Benoît Payan (divers gauche) — Incumbent, il capitalise sur l’expérience municipale acquise depuis 2020 au sein d’une majorité de gauche, citoyenne et écologiste. Sa campagne s’appuie sur la continuité de la gouvernance et sur la préservation des politiques initiées par le Printemps marseillais.

Franck Allisio (Rassemblement national) — Chef de file local du RN, il incarne la candidature d’extrême droite qui mise sur la mobilisation autour des questions de sécurité et d’ordre public. Sa présence densifie le volet identitaire et sécuritaire du débat municipal.

Martine Vassal (union de la droite et du centre) — Présidente de la métropole Aix‑Marseille‑Provence, elle revient six ans après sa précédente tentative. Porteuse d’une offre centrée sur l’efficacité de la gestion métropolitaine et la relance économique, sa liste vise à rassembler la droite et le centre.

Sébastien Delogu (La France insoumise) — Député des Bouches‑du‑Rhône affilié à LFI, il propose une ligne ancrée à gauche, mettant en avant la justice sociale et la défense des services publics. Sa candidature vise à capter un électorat de gauche critique de l’actuelle majorité municipale.

Erwan Davoux (ancien haut fonctionnaire) — Candidat inattendu, son profil technocratique se distingue des têtes de liste politiques classiques. Sa venue sur la scène municipale ajoute une dimension nouvelle au débat, axée sur l’expertise administrative et la gestion publique.

Christine Juste (adjointe écologiste) — Apparition surprise parmi les têtes de liste, l’adjointe écologiste offre une candidature issue des rangs mêmes des écologistes municipaux. Sa liste pourrait redistribuer des voix au sein de l’électorat écologiste et citoyen.

Autres candidatures et enjeux des alliances

Au-delà des six candidatures qualifiées ici de principales, la compétition inclut également des formations d’extrême gauche moins visibles sur les sondages : Rémy Bazzali pour Lutte ouvrière, et Coralie Raynaud portant une « Liste ouvrière et jeune pour la défense des intérêts de la population et des services publics ». Ces listes restent pour l’heure marginales mais traduisent la diversité des offres politiques sur la gauche radicale.

Le découpage des voix au premier tour et les éventuelles alliances au second tour seront déterminants pour la future gouvernance de la ville et de la métropole.

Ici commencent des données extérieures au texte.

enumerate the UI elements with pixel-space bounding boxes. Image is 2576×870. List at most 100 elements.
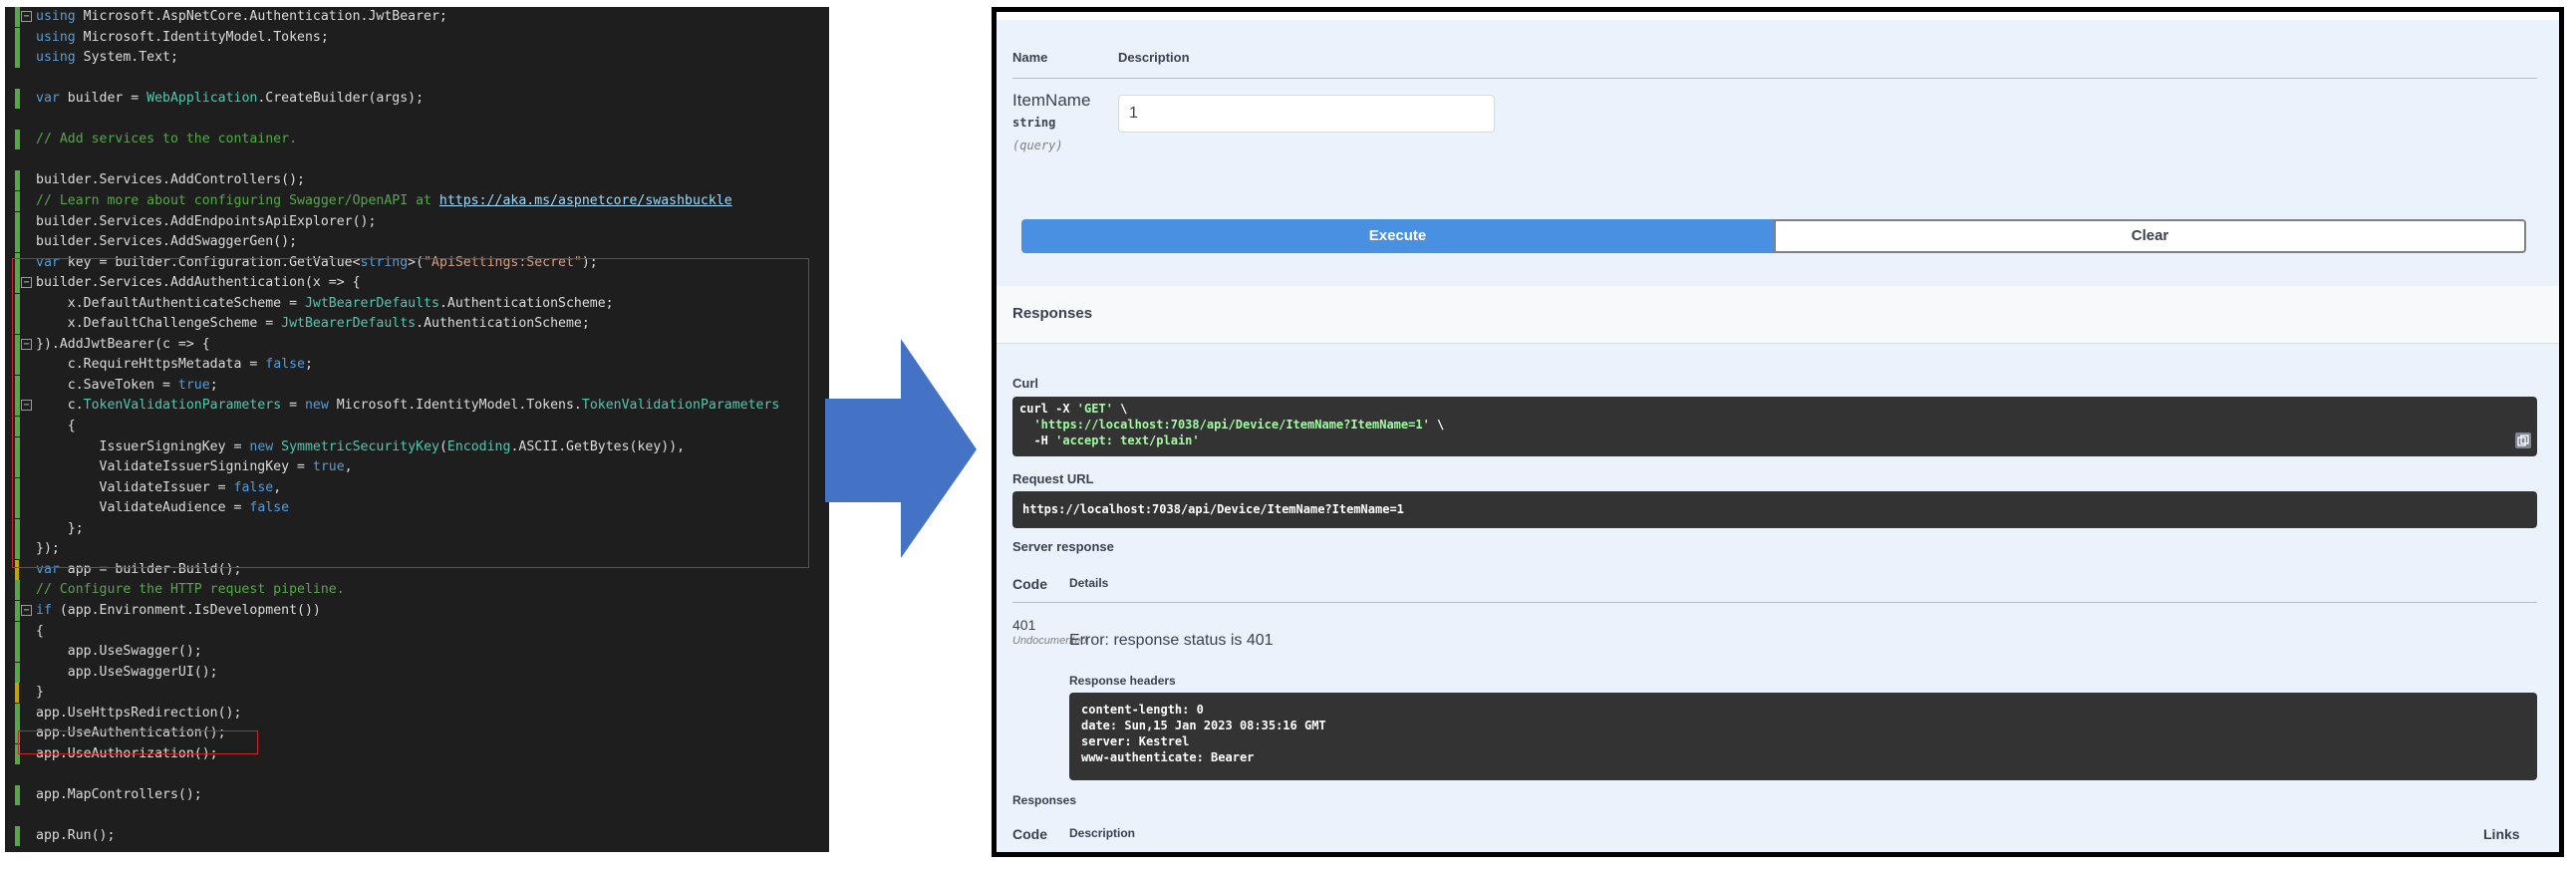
code-line: var builder = WebApplication.CreateBuild… — [5, 89, 829, 110]
code-text: }; — [36, 520, 84, 536]
code-text: // Configure the HTTP request pipeline. — [36, 582, 345, 598]
copy-icon[interactable] — [2515, 433, 2531, 448]
code-editor[interactable]: − using Microsoft.AspNetCore.Authenticati… — [5, 7, 829, 852]
curl-label: Curl — [1012, 376, 1038, 391]
code-line: c.SaveToken = true; — [5, 375, 829, 396]
code-line: −}).AddJwtBearer(c => { — [5, 334, 829, 355]
change-bar — [15, 190, 20, 211]
change-bar — [15, 498, 20, 519]
code-text: }); — [36, 541, 60, 557]
error-text: Error: response status is 401 — [1069, 632, 1274, 649]
code-line: IssuerSigningKey = new SymmetricSecurity… — [5, 436, 829, 457]
code-text: if (app.Environment.IsDevelopment()) — [36, 602, 321, 618]
change-bar — [15, 7, 20, 27]
code-text: x.DefaultChallengeScheme = JwtBearerDefa… — [36, 316, 590, 332]
code-line: x.DefaultChallengeScheme = JwtBearerDefa… — [5, 314, 829, 335]
change-bar — [15, 784, 20, 805]
curl-line-3: -H 'accept: text/plain' — [1019, 434, 1200, 447]
code-line: // Learn more about configuring Swagger/… — [5, 190, 829, 211]
code-text: using System.Text; — [36, 50, 178, 66]
code-line: app.UseSwagger(); — [5, 642, 829, 663]
change-bar — [15, 683, 19, 704]
change-bar — [15, 27, 20, 48]
collapse-icon[interactable]: − — [21, 338, 32, 350]
code-text: IssuerSigningKey = new SymmetricSecurity… — [36, 438, 686, 454]
code-line: x.DefaultAuthenticateScheme = JwtBearerD… — [5, 293, 829, 314]
response-headers-box: content-length: 0 date: Sun,15 Jan 2023 … — [1069, 693, 2537, 780]
change-bar — [15, 232, 20, 253]
change-bar — [15, 170, 20, 191]
response-headers-label: Response headers — [1069, 674, 1176, 688]
curl-box: curl -X 'GET' \ 'https://localhost:7038/… — [1012, 397, 2537, 456]
code-text: x.DefaultAuthenticateScheme = JwtBearerD… — [36, 295, 614, 311]
description-header-2: Description — [1069, 826, 1136, 840]
links-header: Links — [2483, 826, 2520, 842]
curl-line-2: 'https://localhost:7038/api/Device/ItemN… — [1033, 418, 1445, 432]
change-bar — [15, 642, 20, 663]
panel-top-strip — [997, 12, 2559, 20]
params-header-divider — [1012, 78, 2537, 79]
change-bar — [15, 130, 20, 150]
code-text: app.UseSwaggerUI(); — [36, 664, 218, 680]
code-line: ValidateAudience = false — [5, 498, 829, 519]
change-bar — [15, 580, 20, 601]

Les stratégies de rassemblement — qu’il s’agisse d’alliances entre droite et centre ou de désistements et fusions à gauche — devraient jouer un rôle crucial dans l’attribution du fauteuil de maire et la composition des exécutifs municipaux et métropolitains.

Le quotidien Le Monde a présenté ces profils comme les six principaux candidats de la municipale, notant que leurs scores et les arrangements possibles entre les tours peuvent peser fortement sur l’avenir politique de Marseille et de sa métropole.